„Weil da 1955 die letzten (russischen) Besatzungssoldaten Österreich verlassen haben“, haben viele von uns in der Schule gelernt. Das ist aber falsch.
Tatsächlich wurde am 26. Oktober 1955 im Nationalrat die „immerwährende Neutralität“ Österreichs beschlossen. Zehn Jahre später wurde dieser Tag dann zum Nationalfeiertag erklärt (die ersten zwei Jahre übrigens noch ohne arbeitsfrei zu sein).
Das war damals nicht ganz unumstritten und ist auch recht ungewöhnlich. Normalerweise wird mit einem Nationalfeiertag ja die Unabhängigkeit eines Staates gefeiert – dementsprechend wurden auch lange der 12. November (Ausrufung der Republik 1918), der 27. April (Unabhängigkeitserklärung 1945) und der 15. Mai (Staatsvertrag 1955) als Feiertage diskutiert.
Letztlich wurde es aber doch der 26. Oktober, der bis dahin in den Schulen als „Tag der Fahne“ begangen worden war. Die Bezeichnung „Nationalfeiertag“ wurde aber noch diskutiert. Die FPÖ hätte einen „Staatsfeiertag“ (wie am 1. Mai) bevorzugt, sie bestritt damals noch ausdrücklich die Existenz einer eigenständigen „österreichischen Nation“, setzte sich aber nicht durch.

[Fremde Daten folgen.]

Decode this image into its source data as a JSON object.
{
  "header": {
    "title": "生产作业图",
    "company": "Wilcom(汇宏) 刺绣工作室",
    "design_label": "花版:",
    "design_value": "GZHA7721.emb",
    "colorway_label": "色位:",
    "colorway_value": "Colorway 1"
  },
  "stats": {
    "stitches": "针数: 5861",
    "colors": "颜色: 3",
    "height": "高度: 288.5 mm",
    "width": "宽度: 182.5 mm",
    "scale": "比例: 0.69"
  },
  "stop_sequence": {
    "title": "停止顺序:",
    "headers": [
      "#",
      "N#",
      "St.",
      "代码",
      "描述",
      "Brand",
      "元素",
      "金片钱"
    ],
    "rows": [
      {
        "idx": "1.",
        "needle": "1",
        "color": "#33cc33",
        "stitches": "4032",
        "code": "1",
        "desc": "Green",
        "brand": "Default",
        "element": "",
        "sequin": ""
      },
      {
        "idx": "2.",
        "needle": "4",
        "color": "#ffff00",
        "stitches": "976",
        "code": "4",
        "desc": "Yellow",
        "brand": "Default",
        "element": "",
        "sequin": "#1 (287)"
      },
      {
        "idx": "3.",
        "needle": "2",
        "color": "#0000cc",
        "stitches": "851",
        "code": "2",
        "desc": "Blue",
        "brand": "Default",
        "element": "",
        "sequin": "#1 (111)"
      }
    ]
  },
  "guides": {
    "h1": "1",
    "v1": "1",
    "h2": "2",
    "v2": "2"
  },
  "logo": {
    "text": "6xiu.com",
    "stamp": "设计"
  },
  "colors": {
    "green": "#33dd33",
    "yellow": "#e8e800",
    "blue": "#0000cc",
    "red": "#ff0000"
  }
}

1955 hatte die FPÖ-Vorgängerpartei VdU gegen das Neutralitätsgesetz gestimmt. Die Unterstützung von ÖVP, SPÖ und KPÖ reichte aber bei weitem für die – bei einem Verfassungsgesetz – nötige Zweidrittel-Mehrheit. Als „Gesamtänderung“ der Verfassung wurde die Neutralität nicht gesehen, eine Volksabstimmung was deshalb nicht nötig.
Interessanterweise existiert von der historischen Abstimmung, die wir nun jedes Jahr feiern, kein einziges Bild – weder aus einer Wochenschau, noch ein einziges Foto. Formal in Kraft getreten ist die Neutralität am 5. November 1955, einen Tag nach ihrer Kundmachung im Bundesgesetzblatt.
Aber was hat es nun mit den „letzten Besatzungssoldaten“ auf sich?
Es gibt da tatsächlich einen Zusammenhang mit der Neutralität. Die hat Österreich zwar nicht „aus freien Stücken“ beschlossen, wie es im Gesetzestext heißt – sondern sie war die entscheidende Vorbedingung für den Staatsvertrag vom 15. Mai 1955. Damit es aber doch freiwillig aussah, wurde die Neutralität mit keinem Wort im Staatsvertrag erwähnt und sollte auch erst beschlossen werden, nachdem die Besatzungsmächte Österreich wirklich verlassen hatten.
Die vereinbarte Frist von neunzig Tagen für ihren Truppenabzug begann mit dem Tag, an dem der Staatsvertrag in Kraft trat, also am 27. Juli 1955, als Frankreich als letzter Vertragspartner seine Ratifikationsurkunde in Moskau hinterlegte. Am 25. Oktober waren die neunzig Tage vorbei. Und für den Tag danach wurde der Nationalrat einberufen, um das Neutralitätsgesetz zu beschließen.
Die sowjetischen Soldaten waren da längst weg, ihr Abzug hatte am 4. August begonnen und war bereits am 19. September abgeschlossen. Die letzten alliierten Truppen in Österreich waren Briten, die am 25. Oktober die Kaserne Klagenfurt-Lendorf an Österreich übergaben. Etwa zwanzig britische Soldaten sollen sich dann allerdings noch bis 29. Oktober 1955 in Kärnten aufgehalten haben.
Nachtrag: Der Text wurde am 30. Oktober 2022 überarbeitet.